Well, not entirely. The Chola dynasty spread east. Hindu temples appeared in Cambodia (Angkor Wat, the largest religious monument in the world), Thailand, Bali, Indonesia. But even in those places, Hinduism morphed. Some communities eat cow. Some worship local gods alongside Hindu ones. Some have a version of the Ramayana that looks nothing like the Indian original. The question is whether a religion that changes this much in transit, is still the same religion (readers are reminded of the The Ship of Theseus), or whether it has become something else entirely.
And the western spread never happened at all.
Six problems explain why.
Definition
Sanatan dharma (the "eternal way") is not a stable label.
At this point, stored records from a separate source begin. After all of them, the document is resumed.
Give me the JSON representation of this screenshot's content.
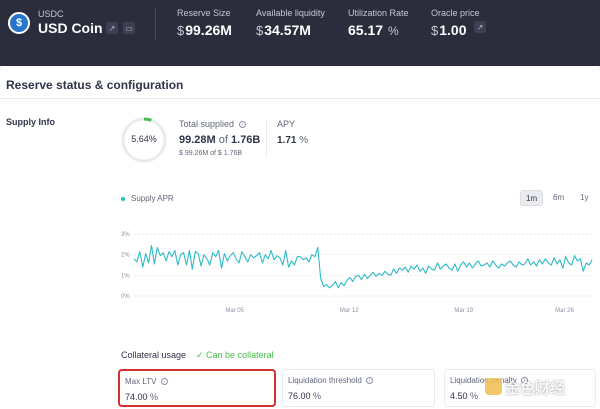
{
  "header": {
    "asset_symbol": "USDC",
    "asset_name": "USD Coin",
    "stats": [
      {
        "label": "Reserve Size",
        "prefix": "$",
        "value": "99.26M",
        "suffix": ""
      },
      {
        "label": "Available liquidity",
        "prefix": "$",
        "value": "34.57M",
        "suffix": ""
      },
      {
        "label": "Utilization Rate",
        "prefix": "",
        "value": "65.17",
        "suffix": "%"
      },
      {
        "label": "Oracle price",
        "prefix": "$",
        "value": "1.00",
        "suffix": ""
      }
    ]
  },
  "section": {
    "title": "Reserve status & configuration"
  },
  "supply_info": {
    "label": "Supply Info",
    "ring_percent_label": "5.64%",
    "ring_fraction": 0.0564,
    "total_supplied_label": "Total supplied",
    "total_supplied_value": "99.28M",
    "of_word": "of",
    "total_cap": "1.76B",
    "total_supplied_usd": "$ 99.26M of $ 1.76B",
    "apy_label": "APY",
    "apy_value": "1.71",
    "apy_suffix": "%"
  },
  "chart_legend": "Supply APR",
  "range_tabs": [
    {
      "label": "1m",
      "active": true
    },
    {
      "label": "6m",
      "active": false
    },
    {
      "label": "1y",
      "active": false
    }
  ],
  "chart_data": {
    "type": "line",
    "series": [
      {
        "name": "Supply APR",
        "color": "#2ebac6",
        "values": [
          1.8,
          1.65,
          2.15,
          1.4,
          2.05,
          1.6,
          2.45,
          1.55,
          2.35,
          1.95,
          2.1,
          1.7,
          2.15,
          1.9,
          2.2,
          1.5,
          2.0,
          2.1,
          1.5,
          2.2,
          1.3,
          2.15,
          2.05,
          1.45,
          2.0,
          1.8,
          1.5,
          2.1,
          1.9,
          2.2,
          1.35,
          2.05,
          1.7,
          1.95,
          2.1,
          1.8,
          1.6,
          2.15,
          1.9,
          1.65,
          2.0,
          1.85,
          1.95,
          2.1,
          1.6,
          2.0,
          1.8,
          2.2,
          1.75,
          1.95,
          1.85,
          1.5,
          2.2,
          1.4,
          1.7,
          1.5,
          1.9,
          1.9,
          1.75,
          1.85,
          1.65,
          2.0,
          1.9,
          2.35,
          0.85,
          0.45,
          0.55,
          0.4,
          0.5,
          0.7,
          0.4,
          0.65,
          0.5,
          0.75,
          0.9,
          0.7,
          0.95,
          1.0,
          0.8,
          1.05,
          0.85,
          1.0,
          1.15,
          0.95,
          1.1,
          1.0,
          1.2,
          1.05,
          1.0,
          1.3,
          1.1,
          1.35,
          1.25,
          1.4,
          1.15,
          1.45,
          1.3,
          1.5,
          1.2,
          1.35,
          1.1,
          1.45,
          1.3,
          1.25,
          1.6,
          1.3,
          1.45,
          1.55,
          1.35,
          1.25,
          1.55,
          1.2,
          1.5,
          1.65,
          1.4,
          1.6,
          1.35,
          1.55,
          1.7,
          1.45,
          1.5,
          1.6,
          1.4,
          1.7,
          1.5,
          1.35,
          1.55,
          1.45,
          1.6,
          1.7,
          1.5,
          1.4,
          1.65,
          1.5,
          1.55,
          1.8,
          1.5,
          1.65,
          1.45,
          1.75,
          1.55,
          1.8,
          1.6,
          1.5,
          1.85,
          1.55,
          1.75,
          1.35,
          1.9,
          1.6,
          1.5,
          1.95,
          1.7,
          1.8,
          1.2,
          1.6,
          1.5,
          1.75
        ]
      }
    ],
    "yticks": [
      "3%",
      "2%",
      "1%",
      "0%"
    ],
    "ylim": [
      0,
      3
    ],
    "xticks": [
      {
        "label": "Mar 05",
        "pos": 0.22
      },
      {
        "label": "Mar 12",
        "pos": 0.47
      },
      {
        "label": "Mar 19",
        "pos": 0.72
      },
      {
        "label": "Mar 26",
        "pos": 0.94
      }
    ]
  },
  "collateral": {
    "label": "Collateral usage",
    "status": "✓ Can be collateral",
    "params": [
      {
        "label": "Max LTV",
        "value": "74.00",
        "suffix": "%"
      },
      {
        "label": "Liquidation threshold",
        "value": "76.00",
        "suffix": "%"
      },
      {
        "label": "Liquidation penalty",
        "value": "4.50",
        "suffix": "%"
      }
    ]
  },
  "watermark": "金色财经"
}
It can mean Hinduism, or it can widen to absorb Buddhism, Jainism, and Sikhism. It can centre on Krishna, or Shiva, or the goddess. The supreme god changes depending on whom you ask. See 2. Defining Hinduism.
Caste
The jati (birth-caste) system is inherited. The Chandogya Upanishad 5.10.7 links good past life karma to birth as a Brahmin and bad past life karma to birth as a dog, pig, or Chandala (outcaste). Converts enter at the bottom. Crossing the ocean could destroy your caste (kalapani taboo). In essence, this is indeed a birth gated system, and said systems do not produce universal religions. See 3. Birth, Caste, and Belonging.
Mission
Hinduism has no consensus missionary tradition. ISKCON is an exception, and the fact that it is an exception proves the rule. There is yoga which has spread far, but its more along the lines of technique rather than theological per say. See 4. Mission and the Problem of Spread.
Karma and agency
The Padma Purana teaches 8.4 million life forms before human birth. The Srimad Bhagavatam 11.9.29 treats human birth as uniquely privileged. Bhagavad Gita 3.27 says the gunas (material qualities) perform all actions and the soul is merely a witness. See 5. Karma and Moral Agency.
Advaita
The non dual school says only Brahman (absolute reality) exists, then uses multiple levels of reality to explain everything else. Every time a contradiction appears, the system retreats to a "second layer". Bhagavad Gita 16.8 associates "the world is unreal" with demonic nature. See 6. Advaita and the Non Dual Problem.
Scripture
Hindu texts are vast, but there is no stable hierarchy for resolving contradictions between them. And, among these scriptures like the Shrimad Bhagavatam, Valmiki Ramayana, and Manusmrti, various filters occur through a guru, school, mode, or era. See 7. Scripture and Selective Reading.